In 2025 and 2026, Ollama added additional application and cloud features, including hosted cloud models, web search support, tool and coding-agent integrations, and support for using Ollama with applications such as Claude Code, Codex, OpenCode, Copilot CLI,[5] and OpenClaw.[2][6] In March 2026, Ollama announced preview support for Apple's MLX framework on Apple silicon.[7]

Features

Ollama running Llama 3 in Linux

Ollama includes tools for downloading, running, importing, and managing large language models. Users can run models from the command line, interact with them through a local HTTP API, or use client libraries for programming languages such as Python and JavaScript.[1]

The project provides a REST API for chat and model-management functions, with the default local service commonly exposed on port 11434.[8] Ollama also distributes an official Docker image and provides model libraries and documentation for running supported models.[1]

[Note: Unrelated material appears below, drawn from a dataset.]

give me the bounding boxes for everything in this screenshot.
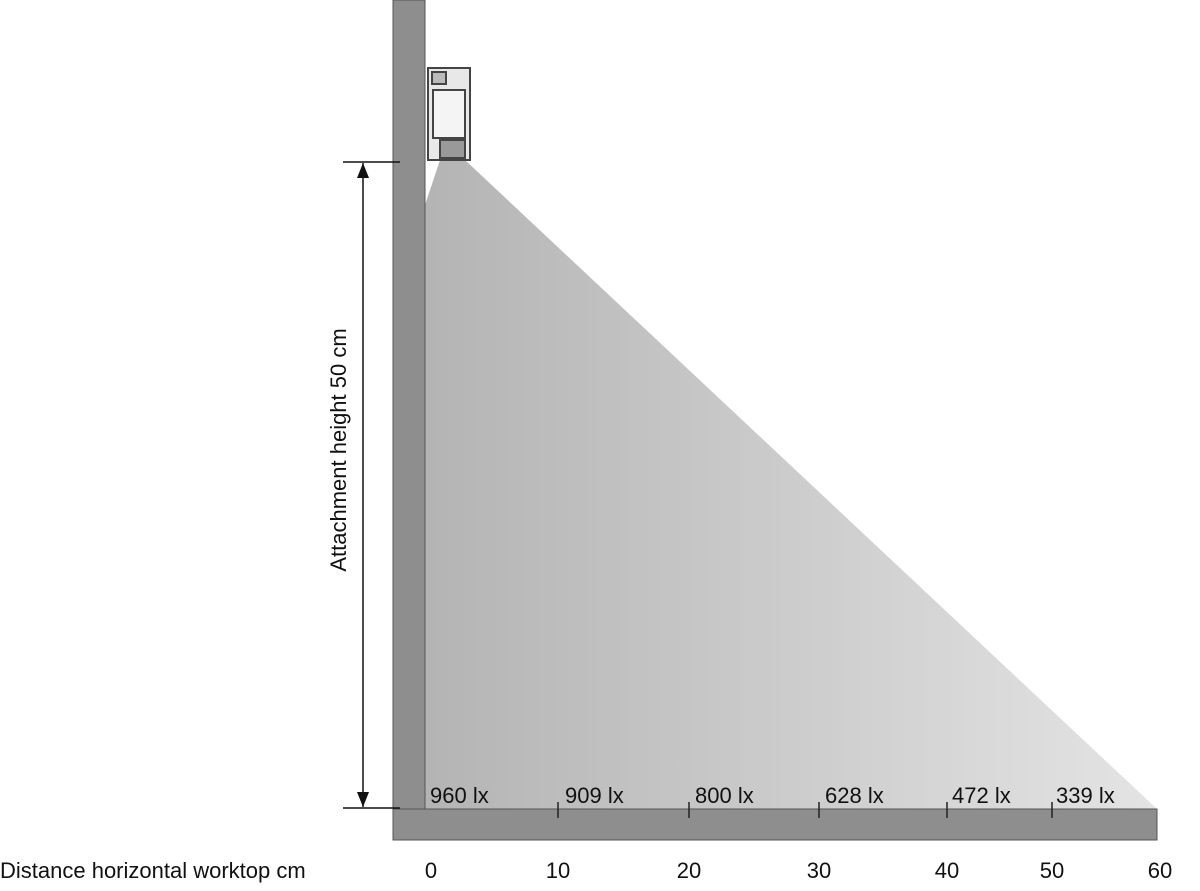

Ollama uses the llama.cpp backend for local model inference.[9] It supports a model-library format that allows users to pull, run, and manage model variants by name.[10]

Meanwhile, the project's downloadable software is being explored as a back-end platform for low-code/no-code self-hosting of LLMs, potentially allowing natural language processing use cases to become more accessible to nontechnical end users. [11] [12]

Ollama also has experimental support for image generation, using models such as Flux, on macOS, with Windows and Linux support expected in the future.[13]

Security

Because Ollama is commonly used to run local or self-hosted AI models, security researchers have examined risks from misconfigured public deployments. In January 2026, The Hacker News reported on research by SentinelOne and Censys that found many Ollama servers were exposed to the public internet, mainly by binding to the "any" port 0.0.0.0 which on an inadequately-secured system would allow access from other local or remote devices despite the fact that Ollama is intended to run locally by default.[14]